Будучи преподавателем университета, я очень хорошо знаком с проблемой промедления. В начале каждого семестра мои студенты героически обещают себе вовремя делать все задания и вообще активно заняться учебой. И в ходе каждого семестра я вижу, как они уступают различным искушениям — встречаются с друзьями или уезжают в горы покататься на лыжах, забыв о растущей куче несделанной работы. В конце концов дело заканчивается тем, что они пытаются поразить меня — но не пунктуальностью, а изобретательностью. Они придумывают множество историй, оправданий и семейных трагедий, объясняющих их медлительность (мне очень интересно, почему все трагические события в семьях происходят в течение двух последних недель семестра?).
После того как я проработал несколько лет в MIT, мы с коллегой Клаусом Вертенброхом (преподавателем бизнес-школы INSEAD, имеющей подразделения во Франции и в Сингапуре) решили провести ряд исследований, которые могли бы выявить причины и, возможно, подсказать решения этой проблемы, столь свойственной человеческим существам. В этот раз в роли подопытных кроликов должны были выступить великолепные студенты, которым я преподавал основы поведения покупателей.
В первый же учебный день, когда студенты расселись в аудитории, полные энтузиазма (и, само собой, исполненные желания как можно лучше выполнить все задания), я начал с рассказа о кратком содержании курса. Я проинформировал их о том, что в ходе 12-недельного семестра им придется сделать три письменные работы. От оценки за них будет во многом зависеть оценка, которую они получат за весь курс.
«А когда нам нужно их написать?» — спросил один из студентов, сидевший в задних рядах аудитории. Я улыбнулся и ответил: «Вы можете сдать мне свои работы в любое время до конца семестра.

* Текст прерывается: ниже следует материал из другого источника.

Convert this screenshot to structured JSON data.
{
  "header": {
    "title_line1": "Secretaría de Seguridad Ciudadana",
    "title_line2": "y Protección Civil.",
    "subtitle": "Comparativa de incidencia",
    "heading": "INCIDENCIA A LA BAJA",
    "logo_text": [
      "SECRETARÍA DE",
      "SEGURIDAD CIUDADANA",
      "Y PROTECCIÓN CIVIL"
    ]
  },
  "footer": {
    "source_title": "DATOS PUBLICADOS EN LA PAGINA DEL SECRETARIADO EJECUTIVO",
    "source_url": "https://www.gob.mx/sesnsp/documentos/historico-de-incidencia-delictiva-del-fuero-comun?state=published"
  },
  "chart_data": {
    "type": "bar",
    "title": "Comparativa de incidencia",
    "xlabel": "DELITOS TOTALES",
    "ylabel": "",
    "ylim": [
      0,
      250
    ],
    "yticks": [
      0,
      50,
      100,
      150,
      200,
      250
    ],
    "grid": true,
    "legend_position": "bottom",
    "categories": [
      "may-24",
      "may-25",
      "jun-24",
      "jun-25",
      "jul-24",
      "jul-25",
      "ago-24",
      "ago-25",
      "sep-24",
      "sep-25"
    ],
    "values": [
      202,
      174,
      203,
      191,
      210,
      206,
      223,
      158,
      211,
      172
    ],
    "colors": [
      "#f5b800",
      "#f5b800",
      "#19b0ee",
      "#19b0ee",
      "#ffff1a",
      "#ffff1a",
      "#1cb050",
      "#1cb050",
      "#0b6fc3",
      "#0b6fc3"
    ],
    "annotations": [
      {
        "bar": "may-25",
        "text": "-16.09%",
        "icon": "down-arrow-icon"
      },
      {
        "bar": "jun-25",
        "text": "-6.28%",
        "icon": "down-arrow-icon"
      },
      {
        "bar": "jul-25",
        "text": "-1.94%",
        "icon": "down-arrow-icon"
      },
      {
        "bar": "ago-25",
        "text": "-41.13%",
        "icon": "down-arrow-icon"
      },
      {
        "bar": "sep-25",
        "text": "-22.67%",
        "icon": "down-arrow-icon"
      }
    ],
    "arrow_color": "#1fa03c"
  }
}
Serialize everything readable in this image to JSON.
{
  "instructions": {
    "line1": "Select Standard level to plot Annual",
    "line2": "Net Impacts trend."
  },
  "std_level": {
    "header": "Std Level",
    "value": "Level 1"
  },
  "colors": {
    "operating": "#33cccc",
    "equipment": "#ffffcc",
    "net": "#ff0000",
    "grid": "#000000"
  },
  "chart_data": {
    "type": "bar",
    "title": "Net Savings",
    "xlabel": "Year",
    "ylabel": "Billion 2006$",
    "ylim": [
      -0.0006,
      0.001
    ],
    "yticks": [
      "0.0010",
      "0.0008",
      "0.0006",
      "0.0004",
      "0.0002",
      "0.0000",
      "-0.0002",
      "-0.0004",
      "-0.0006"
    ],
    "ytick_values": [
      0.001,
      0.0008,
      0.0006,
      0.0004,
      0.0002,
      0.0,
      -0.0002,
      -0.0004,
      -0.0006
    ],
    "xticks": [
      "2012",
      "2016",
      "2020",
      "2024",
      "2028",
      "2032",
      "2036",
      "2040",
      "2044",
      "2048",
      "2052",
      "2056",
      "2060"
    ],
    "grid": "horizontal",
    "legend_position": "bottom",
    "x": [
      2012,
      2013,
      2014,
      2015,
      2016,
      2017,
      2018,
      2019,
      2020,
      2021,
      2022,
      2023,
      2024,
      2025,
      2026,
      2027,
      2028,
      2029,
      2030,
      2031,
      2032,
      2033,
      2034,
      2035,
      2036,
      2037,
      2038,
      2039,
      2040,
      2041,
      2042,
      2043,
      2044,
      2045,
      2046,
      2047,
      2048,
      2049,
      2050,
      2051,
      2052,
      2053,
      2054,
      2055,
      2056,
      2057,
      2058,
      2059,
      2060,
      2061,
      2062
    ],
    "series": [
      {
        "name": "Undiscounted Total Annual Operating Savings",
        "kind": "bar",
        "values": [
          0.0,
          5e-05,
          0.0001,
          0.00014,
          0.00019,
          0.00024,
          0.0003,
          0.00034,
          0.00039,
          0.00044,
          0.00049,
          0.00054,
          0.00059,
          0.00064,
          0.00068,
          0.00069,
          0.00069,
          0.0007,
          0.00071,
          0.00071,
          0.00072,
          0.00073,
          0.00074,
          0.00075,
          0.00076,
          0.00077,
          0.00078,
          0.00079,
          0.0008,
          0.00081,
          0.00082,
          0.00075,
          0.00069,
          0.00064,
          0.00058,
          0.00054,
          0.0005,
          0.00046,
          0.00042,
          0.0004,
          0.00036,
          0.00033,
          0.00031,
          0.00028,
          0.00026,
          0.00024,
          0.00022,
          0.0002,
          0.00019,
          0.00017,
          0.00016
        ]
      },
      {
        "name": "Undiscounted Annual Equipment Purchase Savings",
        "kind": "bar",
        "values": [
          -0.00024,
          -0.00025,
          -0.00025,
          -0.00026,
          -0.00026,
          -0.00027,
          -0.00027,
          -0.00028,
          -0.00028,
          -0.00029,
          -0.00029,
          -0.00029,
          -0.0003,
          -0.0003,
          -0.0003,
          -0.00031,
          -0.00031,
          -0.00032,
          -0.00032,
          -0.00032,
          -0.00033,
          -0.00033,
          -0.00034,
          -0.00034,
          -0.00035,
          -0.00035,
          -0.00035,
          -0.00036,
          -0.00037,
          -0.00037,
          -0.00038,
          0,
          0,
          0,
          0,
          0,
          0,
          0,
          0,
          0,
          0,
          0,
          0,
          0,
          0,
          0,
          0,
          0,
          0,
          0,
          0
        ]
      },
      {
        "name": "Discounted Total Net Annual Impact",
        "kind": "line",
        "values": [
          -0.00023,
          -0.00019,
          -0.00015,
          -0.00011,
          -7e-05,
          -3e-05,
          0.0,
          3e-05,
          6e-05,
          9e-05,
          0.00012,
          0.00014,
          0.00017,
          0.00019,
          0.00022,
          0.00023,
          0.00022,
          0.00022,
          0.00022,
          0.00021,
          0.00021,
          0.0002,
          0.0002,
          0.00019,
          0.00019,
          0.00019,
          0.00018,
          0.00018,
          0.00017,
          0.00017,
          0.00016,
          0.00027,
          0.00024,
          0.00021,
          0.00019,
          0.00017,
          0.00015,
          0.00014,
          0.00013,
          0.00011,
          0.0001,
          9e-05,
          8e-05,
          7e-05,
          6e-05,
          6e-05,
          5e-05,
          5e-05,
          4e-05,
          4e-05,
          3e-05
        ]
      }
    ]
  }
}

Это решать вам самим». Студенты уставились на меня в недоумении.
«Предлагаю вам следующее, — объяснил я. — К концу этой недели вы должны сообщить мне, когда каждый из вас сдаст свои работы. Установив для себя эти сроки, вы не можете их изменить». Я также сообщил им, что если работы будут сданы позднее срока, итоговая оценка будет уменьшена на один процент за каждый день просрочки. Студенты имели право сдать свои работы раньше оговоренного срока (это не наказывалось), однако я не собирался читать их до конца семестра, соответственно, это никак не влияло на итоговую оценку.
Иными словами, мяч был на их стороне. Мне было крайне интересно: хватит ли моим студентам самоконтроля для того, чтобы сыграть в эту игру?
«Профессор Ариели, — произнес с милым индийским акцентом Гаурав, один из самых толковых студентов на курсе. — Не кажется ли вам, что с учетом данных вами инструкций для нас имело бы смысл выбрать для сдачи работ самую позднюю дату?»
«Вы можете это сделать, — ответил я. — Если считаете, что это имеет смысл, делайте так».